In the mean time, we will be able to see The Imaginarium of Doctor Parnassus (pictured) starting this Friday at the Roxy. This one has semi-good reviews, not raves. But if you have a creepy posthumous crush on Heath Ledger, you'll definitely want to see it (er, not talking about anyone I know or anything). Plus, this is director Terry Gilliam doing what he does best: old-fashioned showmanship with all the trimmings. It's set in modern day, yet all the stills I've seen seem positively Victorian, which is intriguing.
Also this week, Youth in Revolt at the Palace. Michael Cera of Superbad and Juno, who's pushing a wispy 22, somehow plays a 14-year-old looking to lose his virginity in this adaptation of the popular Nick Twisp novels. The AV Club gave it a B-plus (good grade for them) in this report from the Toronto Film Festival.
I'm sure I deserve to be ridiculed for this, but I thought the trailer for Daybreakers looked pretty good. It's not based on a comic book or video game (as I initially assumed), so it'll probably bomb. And it stars Ethan Hawke, which is never good unless the film is directed by Richard Linklater. And it comes off as a bastard child of Blade and "True Blood." But still. My trashy-B-movie-loving self is intrigued.

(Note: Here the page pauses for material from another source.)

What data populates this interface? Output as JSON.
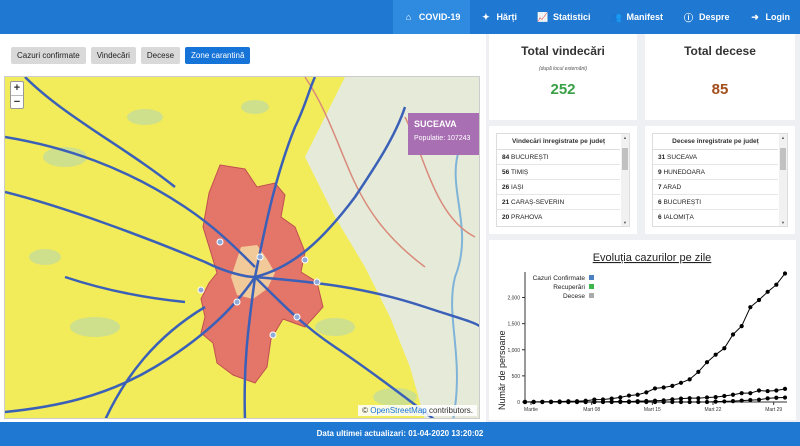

But what about Vermont film?
Well, speaking of much-touted, long-anticipated stuff, producer/co-writer Gerianne Smart has announced that The Summer of Walter Hacks is nearing completion. A labor of love for Waterbury Center writer/director George Woodard, who's been working on it since the summer of '04, the period piece now has a score composed by local musician Pete Sutherland and recorded by the Vermont Symphony Orchestra. The movie's premiere is scheduled for this March 19 at the Green Mountain Film Festival.
I've been hearing interesting things about a head-trippy sci fi movie called Tin Can that's currently shooting in Milton. (How often does that happen?) I wasn't able to accept director Logan Howe's invitation to come be an extra on New Year's Eve, but I'll be keeping tabs on it. Among the actors is Tim Kavanagh of the late lamented "Late Night Saturday."
Finally, check out Michael Fisher's latest short film, Widow, featuring Andy Butterfield and Sally Olson. It may not quite put you in the mood for Valentine's Day, but hey, tragic yearning can look pretty damn good on screen.